The main operational risk with LMS/HSS is not cryptographic. It is state management. If your state store fails to prevent index reuse, the scheme is broken regardless of hash function strength. This is why the API makes statefulness explicit rather than hiding it.

Signing capacity

LMS/HSS keys have finite signing capacity. An H5 tree gives you 32 signatures. An HSS L=2 H10 gives you about a million. Plan your tree height for your expected signing volume. Running out mid-deployment means generating a new key pair, which for use cases like certificate issuance or firmware signing implies new trust anchors and key distribution. Get the capacity right from the start.


Object Identifiers

LMS and HSS share a single OID per RFC 9708:

AlgorithmOIDAccessor
LMS / HSS1.2.840.113549.1.9.16.3.17ASN1::id_alg_hss_lms_hashsig()

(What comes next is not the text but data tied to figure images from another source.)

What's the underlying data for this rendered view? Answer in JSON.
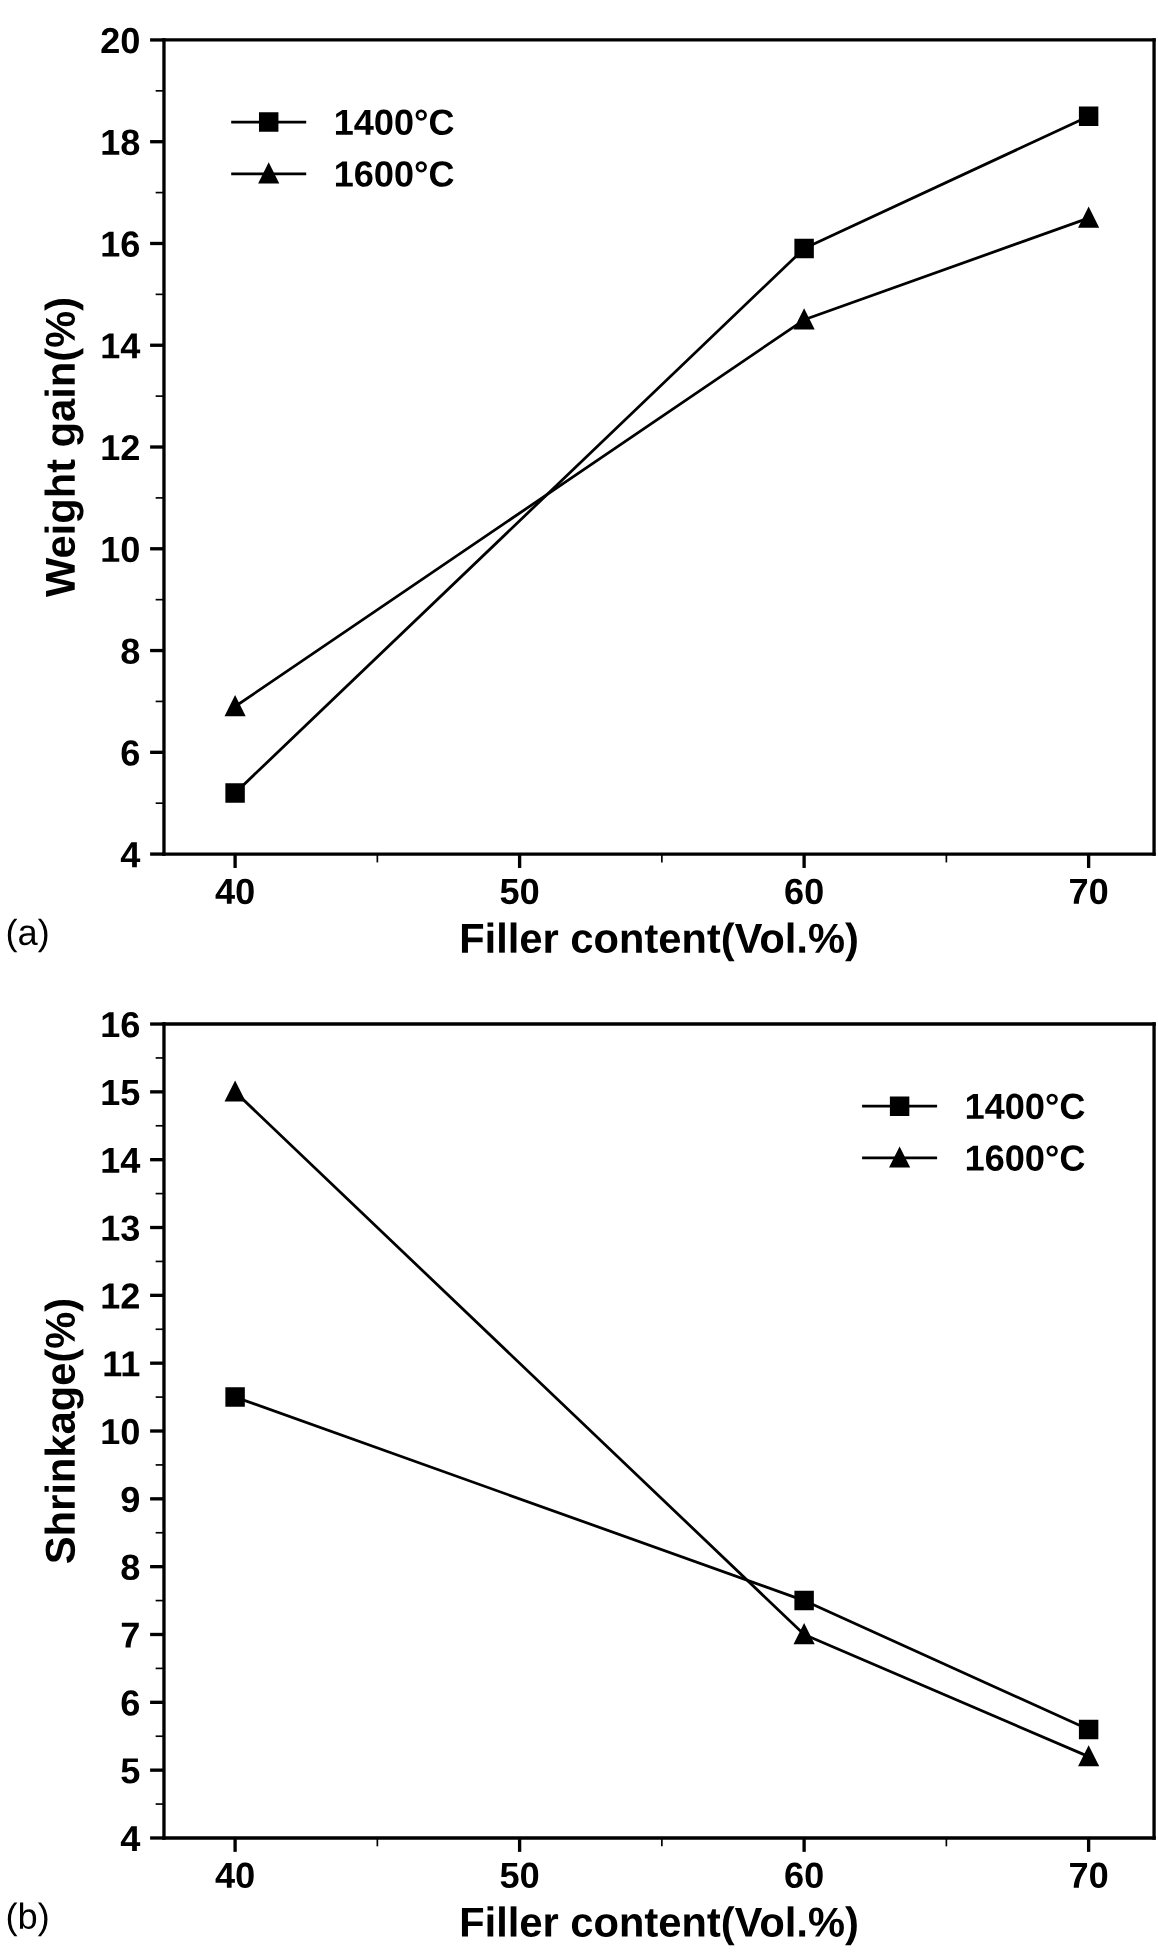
{
  "chart_data": [
    {
      "type": "line",
      "x": [
        40,
        60,
        70
      ],
      "xlabel": "Filler content(Vol.%)",
      "ylabel": "Weight gain(%)",
      "xlim": [
        37.5,
        72.3
      ],
      "xticks": [
        40,
        50,
        60,
        70
      ],
      "ylim": [
        4,
        20
      ],
      "yticks": [
        4,
        6,
        8,
        10,
        12,
        14,
        16,
        18,
        20
      ],
      "grid": false,
      "legend": "top left",
      "line_style": "solid",
      "annotations": [
        "(a)"
      ],
      "series": [
        {
          "name": "1400°C",
          "color": "#000000",
          "marker": "square",
          "values": [
            5.2,
            15.9,
            18.5
          ]
        },
        {
          "name": "1600°C",
          "color": "#000000",
          "marker": "triangle",
          "values": [
            6.9,
            14.5,
            16.5
          ]
        }
      ]
    },
    {
      "type": "line",
      "x": [
        40,
        60,
        70
      ],
      "xlabel": "Filler content(Vol.%)",
      "ylabel": "Shrinkage(%)",
      "xlim": [
        37.5,
        72.3
      ],
      "xticks": [
        40,
        50,
        60,
        70
      ],
      "ylim": [
        4,
        16
      ],
      "yticks": [
        4,
        5,
        6,
        7,
        8,
        9,
        10,
        11,
        12,
        13,
        14,
        15,
        16
      ],
      "grid": false,
      "legend": "top right",
      "line_style": "solid",
      "annotations": [
        "(b)"
      ],
      "series": [
        {
          "name": "1400°C",
          "color": "#000000",
          "marker": "square",
          "values": [
            10.5,
            7.5,
            5.6
          ]
        },
        {
          "name": "1600°C",
          "color": "#000000",
          "marker": "triangle",
          "values": [
            15.0,
            7.0,
            5.2
          ]
        }
      ]
    }
  ]
}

The same OID is used for all LMS and HSS parameter sets. The parameter set is identified by type codes embedded in the public key, not by the OID.


Specification Compliance

The implementation follows four specifications:

  • RFC 8554 defines LMS and HSS signature generation and verification.
  • NIST SP 800-208 is the recommendation for stateful hash-based signature schemes.
  • RFC 9802 covers the X.509 SubjectPublicKeyInfo encoding for LMS/HSS public keys.
  • RFC 9708 assigns the OID.

HSS verification has been tested against RFC 8554 Appendix F Test Case 1 from the Cisco hash-sigs reference implementation.